The Swiss banking group said it would pay $15m to AIG Financial Products for the business, including rights to the popular DJ-AIG commodity index. The index is one of the two leading commodity indices of its kind, after the S&P GSCI, and is popular among passive investors, such as pension funds, who bet on rising commodity prices.
Although the initial sum is modest, UBS said it could make additional payments of up to $135m on the purchase over the following 18 months, based on future profits of the activities being acquired.
Commodity investments linked to the DJ-AIG index amount to about $10bn-$20bn, according to industry estimates and bankers on Monday said that AIG was a counterparty for a “significant amount” of that sum.
The reputation of the index suffered last year after AIG’s financial problems became clear.
ETF Securities, the London-based issuer of popular commodity exchange traded funds, ran into problems last year after several market-makers of its funds stopped trading them amid concerns about AIG, which was ETF’s counterparty for about $2bn in some of its DJ-AIG commodity products. The issues were later resolved.
UBS’s purchase of the AIG business would likely alleviate some concerns about the DJ-AIG index and commodities investments in which AIG was a counterparty, bankers said.
AIG’s commodity index business is composed of a platform of commodity index swap products and funded notes based on the benchmark DJ-AIG commodity Index.

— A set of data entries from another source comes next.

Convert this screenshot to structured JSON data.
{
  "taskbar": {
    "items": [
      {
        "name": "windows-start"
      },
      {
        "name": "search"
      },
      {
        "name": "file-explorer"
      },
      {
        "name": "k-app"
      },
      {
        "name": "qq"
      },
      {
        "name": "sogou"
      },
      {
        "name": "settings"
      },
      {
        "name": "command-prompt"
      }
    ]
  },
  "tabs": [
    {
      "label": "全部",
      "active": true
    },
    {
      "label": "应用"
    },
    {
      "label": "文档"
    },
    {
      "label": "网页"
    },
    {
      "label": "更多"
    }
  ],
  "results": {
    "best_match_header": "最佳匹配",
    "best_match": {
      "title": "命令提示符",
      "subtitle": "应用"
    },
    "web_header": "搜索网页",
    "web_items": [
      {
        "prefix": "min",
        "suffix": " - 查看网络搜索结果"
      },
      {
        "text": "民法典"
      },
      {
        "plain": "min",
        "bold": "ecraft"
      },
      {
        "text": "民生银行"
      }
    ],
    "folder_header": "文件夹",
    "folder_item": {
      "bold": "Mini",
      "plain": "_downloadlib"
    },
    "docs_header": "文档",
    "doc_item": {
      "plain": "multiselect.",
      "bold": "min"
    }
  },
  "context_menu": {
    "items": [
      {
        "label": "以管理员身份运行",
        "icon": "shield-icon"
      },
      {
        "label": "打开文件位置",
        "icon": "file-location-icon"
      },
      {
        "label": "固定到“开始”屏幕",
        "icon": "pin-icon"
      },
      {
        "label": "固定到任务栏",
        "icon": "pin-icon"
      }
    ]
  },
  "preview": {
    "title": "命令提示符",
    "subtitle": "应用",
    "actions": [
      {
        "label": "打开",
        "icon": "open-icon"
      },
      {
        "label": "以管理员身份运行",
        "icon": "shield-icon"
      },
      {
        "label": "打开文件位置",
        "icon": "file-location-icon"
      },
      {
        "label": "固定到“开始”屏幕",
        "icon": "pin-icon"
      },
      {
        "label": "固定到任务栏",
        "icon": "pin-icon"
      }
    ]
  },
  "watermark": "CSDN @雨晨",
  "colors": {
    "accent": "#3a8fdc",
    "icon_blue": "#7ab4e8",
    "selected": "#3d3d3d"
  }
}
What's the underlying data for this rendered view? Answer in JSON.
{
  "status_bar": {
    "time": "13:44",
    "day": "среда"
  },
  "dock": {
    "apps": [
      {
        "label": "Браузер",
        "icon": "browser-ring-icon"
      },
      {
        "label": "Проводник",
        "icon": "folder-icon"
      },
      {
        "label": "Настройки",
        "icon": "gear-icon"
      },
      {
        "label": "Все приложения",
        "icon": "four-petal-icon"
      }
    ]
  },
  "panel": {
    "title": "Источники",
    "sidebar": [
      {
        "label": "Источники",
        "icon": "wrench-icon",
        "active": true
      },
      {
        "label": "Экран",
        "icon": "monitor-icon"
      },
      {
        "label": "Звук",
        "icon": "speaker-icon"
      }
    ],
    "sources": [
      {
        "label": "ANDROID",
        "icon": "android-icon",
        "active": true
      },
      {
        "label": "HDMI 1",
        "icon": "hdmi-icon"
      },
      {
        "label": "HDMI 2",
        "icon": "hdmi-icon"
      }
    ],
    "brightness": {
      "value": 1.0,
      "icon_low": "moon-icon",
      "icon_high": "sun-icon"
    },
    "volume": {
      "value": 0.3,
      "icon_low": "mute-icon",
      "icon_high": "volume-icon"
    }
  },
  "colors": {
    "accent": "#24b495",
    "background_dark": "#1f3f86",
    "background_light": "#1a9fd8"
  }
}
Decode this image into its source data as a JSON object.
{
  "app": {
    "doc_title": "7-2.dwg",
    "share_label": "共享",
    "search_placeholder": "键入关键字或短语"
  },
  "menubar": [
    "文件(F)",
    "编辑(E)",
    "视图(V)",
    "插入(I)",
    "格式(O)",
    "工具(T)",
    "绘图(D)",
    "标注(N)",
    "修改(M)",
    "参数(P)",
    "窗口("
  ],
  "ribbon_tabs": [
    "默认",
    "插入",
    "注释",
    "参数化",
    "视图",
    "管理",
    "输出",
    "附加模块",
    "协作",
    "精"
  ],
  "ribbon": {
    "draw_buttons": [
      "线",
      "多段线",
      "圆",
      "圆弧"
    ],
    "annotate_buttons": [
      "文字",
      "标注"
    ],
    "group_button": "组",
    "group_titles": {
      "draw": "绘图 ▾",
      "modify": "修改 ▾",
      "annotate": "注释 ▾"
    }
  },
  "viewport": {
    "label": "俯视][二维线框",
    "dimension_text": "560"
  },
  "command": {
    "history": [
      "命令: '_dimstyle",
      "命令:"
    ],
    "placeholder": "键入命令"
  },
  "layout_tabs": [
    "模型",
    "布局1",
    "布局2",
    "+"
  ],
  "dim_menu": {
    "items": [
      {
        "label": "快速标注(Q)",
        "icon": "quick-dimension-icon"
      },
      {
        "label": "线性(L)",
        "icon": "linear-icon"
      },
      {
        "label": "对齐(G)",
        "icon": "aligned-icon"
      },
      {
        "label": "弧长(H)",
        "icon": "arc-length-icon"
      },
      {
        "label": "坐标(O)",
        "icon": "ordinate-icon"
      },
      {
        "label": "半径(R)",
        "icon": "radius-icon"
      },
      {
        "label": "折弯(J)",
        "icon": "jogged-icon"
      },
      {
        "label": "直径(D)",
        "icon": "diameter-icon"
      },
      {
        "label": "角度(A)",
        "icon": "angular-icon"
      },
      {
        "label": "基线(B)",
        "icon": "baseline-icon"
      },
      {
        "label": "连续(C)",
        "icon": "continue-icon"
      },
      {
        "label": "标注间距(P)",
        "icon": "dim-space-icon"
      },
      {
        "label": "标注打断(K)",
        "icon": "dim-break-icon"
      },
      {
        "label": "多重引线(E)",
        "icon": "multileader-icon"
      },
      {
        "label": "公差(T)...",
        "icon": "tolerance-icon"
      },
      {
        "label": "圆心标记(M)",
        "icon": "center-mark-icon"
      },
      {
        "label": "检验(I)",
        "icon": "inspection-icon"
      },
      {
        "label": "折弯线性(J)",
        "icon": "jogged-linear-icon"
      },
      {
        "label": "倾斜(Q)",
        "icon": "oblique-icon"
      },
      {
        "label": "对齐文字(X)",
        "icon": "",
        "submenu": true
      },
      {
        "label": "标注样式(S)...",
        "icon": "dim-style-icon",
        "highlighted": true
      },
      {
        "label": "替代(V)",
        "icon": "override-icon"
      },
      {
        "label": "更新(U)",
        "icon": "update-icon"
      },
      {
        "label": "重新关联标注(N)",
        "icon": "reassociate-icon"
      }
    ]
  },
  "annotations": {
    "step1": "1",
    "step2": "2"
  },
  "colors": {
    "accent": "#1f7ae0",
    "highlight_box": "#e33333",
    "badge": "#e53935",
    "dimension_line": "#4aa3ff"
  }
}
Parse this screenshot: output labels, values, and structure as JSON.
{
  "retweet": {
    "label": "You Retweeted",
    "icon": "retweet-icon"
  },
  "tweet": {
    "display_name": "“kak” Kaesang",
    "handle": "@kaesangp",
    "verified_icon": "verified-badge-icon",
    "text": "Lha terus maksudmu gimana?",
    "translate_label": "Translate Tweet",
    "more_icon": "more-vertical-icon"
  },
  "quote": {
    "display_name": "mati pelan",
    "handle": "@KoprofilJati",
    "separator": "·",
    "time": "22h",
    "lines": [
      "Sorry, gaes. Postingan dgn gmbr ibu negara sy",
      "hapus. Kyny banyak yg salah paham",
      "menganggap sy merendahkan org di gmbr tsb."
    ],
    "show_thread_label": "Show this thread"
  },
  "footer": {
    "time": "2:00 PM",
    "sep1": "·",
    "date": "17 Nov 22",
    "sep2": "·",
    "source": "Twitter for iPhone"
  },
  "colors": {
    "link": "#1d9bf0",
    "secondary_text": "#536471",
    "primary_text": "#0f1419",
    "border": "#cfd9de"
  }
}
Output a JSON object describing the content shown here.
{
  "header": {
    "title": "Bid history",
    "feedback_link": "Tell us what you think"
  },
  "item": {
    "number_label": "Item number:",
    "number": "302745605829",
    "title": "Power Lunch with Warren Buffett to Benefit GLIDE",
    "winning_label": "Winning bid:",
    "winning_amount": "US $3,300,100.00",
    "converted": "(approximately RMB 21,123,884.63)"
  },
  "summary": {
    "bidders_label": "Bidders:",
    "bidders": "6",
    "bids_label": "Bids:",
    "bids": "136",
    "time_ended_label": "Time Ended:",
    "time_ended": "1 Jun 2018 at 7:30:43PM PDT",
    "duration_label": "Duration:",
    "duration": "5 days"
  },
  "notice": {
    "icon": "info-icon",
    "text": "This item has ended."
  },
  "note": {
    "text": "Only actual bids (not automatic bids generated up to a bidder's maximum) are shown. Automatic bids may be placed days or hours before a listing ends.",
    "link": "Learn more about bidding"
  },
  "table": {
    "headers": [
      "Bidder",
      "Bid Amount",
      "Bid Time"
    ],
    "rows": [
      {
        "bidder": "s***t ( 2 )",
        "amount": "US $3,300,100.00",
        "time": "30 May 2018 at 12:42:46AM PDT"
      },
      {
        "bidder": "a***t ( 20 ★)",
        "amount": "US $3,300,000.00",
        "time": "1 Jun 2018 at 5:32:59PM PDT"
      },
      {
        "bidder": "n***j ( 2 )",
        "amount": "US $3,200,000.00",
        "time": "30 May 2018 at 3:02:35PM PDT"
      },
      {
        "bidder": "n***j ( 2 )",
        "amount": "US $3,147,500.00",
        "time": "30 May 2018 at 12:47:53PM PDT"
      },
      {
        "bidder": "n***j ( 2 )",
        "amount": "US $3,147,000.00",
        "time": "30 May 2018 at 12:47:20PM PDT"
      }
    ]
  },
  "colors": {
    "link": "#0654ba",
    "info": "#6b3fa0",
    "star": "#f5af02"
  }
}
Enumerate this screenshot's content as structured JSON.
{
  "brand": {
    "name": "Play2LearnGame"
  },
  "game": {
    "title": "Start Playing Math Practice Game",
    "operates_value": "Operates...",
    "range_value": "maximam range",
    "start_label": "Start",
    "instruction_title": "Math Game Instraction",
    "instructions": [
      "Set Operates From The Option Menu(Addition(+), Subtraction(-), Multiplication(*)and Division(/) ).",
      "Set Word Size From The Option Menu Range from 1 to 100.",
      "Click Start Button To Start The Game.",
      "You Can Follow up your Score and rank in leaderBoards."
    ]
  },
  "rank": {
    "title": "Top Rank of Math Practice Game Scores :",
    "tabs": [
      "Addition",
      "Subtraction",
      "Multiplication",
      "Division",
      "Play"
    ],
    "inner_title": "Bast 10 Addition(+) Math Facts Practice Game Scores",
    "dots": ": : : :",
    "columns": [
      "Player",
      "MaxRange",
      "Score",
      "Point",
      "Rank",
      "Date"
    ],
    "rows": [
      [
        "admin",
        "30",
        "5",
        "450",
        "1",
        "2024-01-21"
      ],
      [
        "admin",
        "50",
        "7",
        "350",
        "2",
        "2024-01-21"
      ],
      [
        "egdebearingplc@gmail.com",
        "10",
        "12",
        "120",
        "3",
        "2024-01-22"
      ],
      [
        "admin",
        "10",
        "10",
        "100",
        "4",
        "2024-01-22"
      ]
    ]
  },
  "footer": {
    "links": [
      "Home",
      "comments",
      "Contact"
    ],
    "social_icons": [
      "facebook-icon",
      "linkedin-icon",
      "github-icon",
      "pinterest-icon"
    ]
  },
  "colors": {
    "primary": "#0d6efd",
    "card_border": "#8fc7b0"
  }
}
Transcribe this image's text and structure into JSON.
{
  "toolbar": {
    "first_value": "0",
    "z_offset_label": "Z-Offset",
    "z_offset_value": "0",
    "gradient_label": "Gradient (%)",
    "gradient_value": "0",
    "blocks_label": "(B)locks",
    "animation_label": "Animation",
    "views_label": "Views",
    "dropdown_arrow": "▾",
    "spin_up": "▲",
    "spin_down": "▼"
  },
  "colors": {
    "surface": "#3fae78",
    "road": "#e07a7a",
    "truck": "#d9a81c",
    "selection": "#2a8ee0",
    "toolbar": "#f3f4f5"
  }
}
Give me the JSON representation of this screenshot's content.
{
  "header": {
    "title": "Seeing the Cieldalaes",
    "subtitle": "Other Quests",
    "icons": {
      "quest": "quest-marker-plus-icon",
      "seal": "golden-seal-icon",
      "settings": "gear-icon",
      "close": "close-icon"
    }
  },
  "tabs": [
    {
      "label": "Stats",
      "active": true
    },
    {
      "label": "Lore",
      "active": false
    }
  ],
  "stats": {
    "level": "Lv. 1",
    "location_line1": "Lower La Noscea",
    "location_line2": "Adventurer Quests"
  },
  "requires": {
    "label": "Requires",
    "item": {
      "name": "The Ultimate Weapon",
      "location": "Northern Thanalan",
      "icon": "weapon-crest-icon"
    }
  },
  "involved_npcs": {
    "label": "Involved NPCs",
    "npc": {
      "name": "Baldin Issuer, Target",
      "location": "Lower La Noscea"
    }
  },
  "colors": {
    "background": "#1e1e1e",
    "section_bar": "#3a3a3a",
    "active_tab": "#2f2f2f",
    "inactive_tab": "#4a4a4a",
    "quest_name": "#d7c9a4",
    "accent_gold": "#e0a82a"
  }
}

UBS said the acquired products were highly complementary to its own UBS-Bloomberg Constant Maturity commodity indices.
The purchase comes just after last week’s sale by UBS of its remaining energy, power and metals trading activities to Barclays Capital and the disposal in December to JP Morgan of its Canadian energy business, as well as its London-based global agricultural commodities trading activities.
However, UBS said at the time that it would retain all its precious metals trading activities, where the bank is a powerhouse, as well as its substantial interests in trading commodity indices, which are being expanded by Monday’s deal.
The purchase involves AIG’s trading book and its information technology platform, but no staff, although some individuals may choose to move to UBS at a later stage. The deal is expected to close by May.
Bankers familiar with UBS’ commodities operations said that its commodity index unit was the most profitable of the whole business.